Steiny started yelling at me, “Shoe, what the hell are you doing? You can’t go in there. We’re the schlepper water boys. Are you out of your fu*king mind?”

It was too late. I was going in. My over-sized pads sat awkwardly on top of my bony, narrow shoulders. They were so much bigger than my upper body that I looked like a human crucifix running onto the field. I was so nervous, I couldn’t get my chinstrap on because I was shaking like a leaf, so I stuck it up in my helmet.

Over the PA system I heard echoing through the stadium something I had waited my whole life to hear, the booming voice announcing the player coming on to the field of battle: “Now entering the game..” He seemed to pause ten minutes, and finally said it as if it were in the form of a question, like on “Jeopardy:” Craig – Shoemaker…???”

I thought to myself, “After this day, everyone will know the name Craig Shoemaker.”

Steiny made one last plea for sanity, shouting; “Shoe! Get the fu*k out of there!”

I went into the huddle and tapped Chaz on the shoulder. He looked down at me and announced he wasn’t thirsty. I let him know why I was there, as if I was in the army and needed to show my papers.

“I’m a Cougar. Mr. Patton sent me in.” He shrugged his shoulders and left the field.
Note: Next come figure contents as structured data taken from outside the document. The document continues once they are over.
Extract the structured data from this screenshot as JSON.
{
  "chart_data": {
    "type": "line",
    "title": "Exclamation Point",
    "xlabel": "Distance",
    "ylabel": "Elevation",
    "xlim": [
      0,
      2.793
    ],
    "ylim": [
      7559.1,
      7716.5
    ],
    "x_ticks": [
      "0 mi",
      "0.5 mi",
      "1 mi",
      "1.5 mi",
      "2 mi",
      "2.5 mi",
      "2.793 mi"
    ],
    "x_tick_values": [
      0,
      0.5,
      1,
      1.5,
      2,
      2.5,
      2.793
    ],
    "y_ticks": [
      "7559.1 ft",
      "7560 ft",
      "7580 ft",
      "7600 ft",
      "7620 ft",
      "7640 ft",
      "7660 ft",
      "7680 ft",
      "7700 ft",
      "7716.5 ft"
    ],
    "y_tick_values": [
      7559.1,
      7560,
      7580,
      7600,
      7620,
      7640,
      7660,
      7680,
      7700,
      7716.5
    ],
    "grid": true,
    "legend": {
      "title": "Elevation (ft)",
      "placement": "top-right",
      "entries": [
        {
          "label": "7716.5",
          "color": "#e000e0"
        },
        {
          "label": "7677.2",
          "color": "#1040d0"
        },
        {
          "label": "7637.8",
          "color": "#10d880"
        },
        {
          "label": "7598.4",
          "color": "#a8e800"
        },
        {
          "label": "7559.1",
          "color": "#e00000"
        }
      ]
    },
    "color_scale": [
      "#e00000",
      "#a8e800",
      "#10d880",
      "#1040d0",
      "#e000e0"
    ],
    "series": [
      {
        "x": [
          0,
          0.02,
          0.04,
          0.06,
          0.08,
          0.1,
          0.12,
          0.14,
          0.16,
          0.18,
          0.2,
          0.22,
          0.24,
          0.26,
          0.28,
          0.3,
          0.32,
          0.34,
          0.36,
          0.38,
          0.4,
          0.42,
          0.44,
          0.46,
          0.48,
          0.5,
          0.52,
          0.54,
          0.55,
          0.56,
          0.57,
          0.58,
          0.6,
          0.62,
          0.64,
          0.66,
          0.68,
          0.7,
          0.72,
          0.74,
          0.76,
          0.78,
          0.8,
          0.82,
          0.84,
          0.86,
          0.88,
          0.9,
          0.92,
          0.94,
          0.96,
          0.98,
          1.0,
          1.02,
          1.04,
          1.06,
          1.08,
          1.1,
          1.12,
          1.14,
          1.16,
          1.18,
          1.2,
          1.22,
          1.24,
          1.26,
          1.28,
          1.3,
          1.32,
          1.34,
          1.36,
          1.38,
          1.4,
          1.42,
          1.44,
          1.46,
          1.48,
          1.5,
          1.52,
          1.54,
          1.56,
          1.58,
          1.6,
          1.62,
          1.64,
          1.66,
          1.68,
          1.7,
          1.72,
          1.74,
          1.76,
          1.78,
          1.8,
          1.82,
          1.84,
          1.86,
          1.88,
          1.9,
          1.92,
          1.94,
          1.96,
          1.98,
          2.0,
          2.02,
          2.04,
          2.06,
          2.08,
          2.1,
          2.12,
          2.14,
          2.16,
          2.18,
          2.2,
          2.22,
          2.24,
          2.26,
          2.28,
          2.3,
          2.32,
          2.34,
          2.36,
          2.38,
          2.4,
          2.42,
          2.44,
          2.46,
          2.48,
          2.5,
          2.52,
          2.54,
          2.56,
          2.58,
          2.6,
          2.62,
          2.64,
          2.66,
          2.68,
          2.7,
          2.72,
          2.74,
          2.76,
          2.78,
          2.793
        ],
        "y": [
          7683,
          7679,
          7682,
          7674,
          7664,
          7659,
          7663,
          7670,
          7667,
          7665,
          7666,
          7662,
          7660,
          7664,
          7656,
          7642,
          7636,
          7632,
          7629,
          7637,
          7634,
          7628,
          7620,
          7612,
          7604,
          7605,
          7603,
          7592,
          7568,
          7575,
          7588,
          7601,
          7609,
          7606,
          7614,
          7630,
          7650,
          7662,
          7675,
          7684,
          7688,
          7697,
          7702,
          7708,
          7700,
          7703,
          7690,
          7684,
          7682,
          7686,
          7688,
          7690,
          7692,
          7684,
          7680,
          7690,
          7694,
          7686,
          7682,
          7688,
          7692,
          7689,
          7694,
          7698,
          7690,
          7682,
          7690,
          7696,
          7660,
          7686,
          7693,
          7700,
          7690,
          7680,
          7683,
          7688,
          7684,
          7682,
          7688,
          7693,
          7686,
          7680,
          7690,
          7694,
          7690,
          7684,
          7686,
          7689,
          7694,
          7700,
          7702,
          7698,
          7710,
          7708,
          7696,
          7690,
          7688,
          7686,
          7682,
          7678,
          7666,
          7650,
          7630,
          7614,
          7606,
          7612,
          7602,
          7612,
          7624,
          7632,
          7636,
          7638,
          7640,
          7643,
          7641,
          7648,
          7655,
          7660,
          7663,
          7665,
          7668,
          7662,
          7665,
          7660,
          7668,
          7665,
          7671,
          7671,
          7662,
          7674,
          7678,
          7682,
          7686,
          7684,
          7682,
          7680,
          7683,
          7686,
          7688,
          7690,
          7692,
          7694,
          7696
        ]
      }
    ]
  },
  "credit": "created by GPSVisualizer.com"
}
I was lost. I wasn’t even sure where to stand. Luckily, my lttle league coach was in the huddle and told me where to go. The only thing I knew about this Cougar position was the stance. I had that down. Two hands extended out and one foot in front of the other with knees bent, a jungle cat ready to pounce on its prey.

Lower Merion’s starting split end was still in the game. I went right up to him, perched in my stance, daring him to try to catch a pass on “The Shoe.” I gave myself an internal pep talk. “I’ll show everyone. I’ll make an interception and run it back for a score. Every one will know me then. I won’t have to make up stories, and my uniform will be dirty for real!”

They hiked the ball. Boom! This guy was by me like a cheetah, and I suddenly had prepubescent arthritis. I tried to stay close to him, but my equipment out-weighed me and I ran in slow motion. My helmet spun around my head. Time stood still as the football sailed through the sky. I watched in panic through the ear hole of my helmet, as I read “Spalding” floating over my head. I made one feeble leap and flailed at the guy as he caught the ball. I didn’t lay a finger on him. I watched in horror as he galloped away for a 62-yard touch-down. I lay there, face first in the mud, listening to the crowd scream “Boo” as we lost our shutout.

I got my wish. My uniform was dirty, and by Monday morning everyone knew my name.

Mr. Patton played the film of my play: back and forth, back and forth. Fast motion. Slow motion, forward, reverse…the team howled with laughter and I went along with it. Yeah… I laughed too. I did “the stance” for the team, and they laughed even harder. I liked that. I went from an anonymous tackling dummy, to the guy who put a smile on people’s faces. Soon I started working even harder at being funny – trying to get them to laugh WITH me.

And so was born a new dream. A stand-up comic dream, a business that allows you to make a fool out of yourself with the excuse of just doing what a comedian does.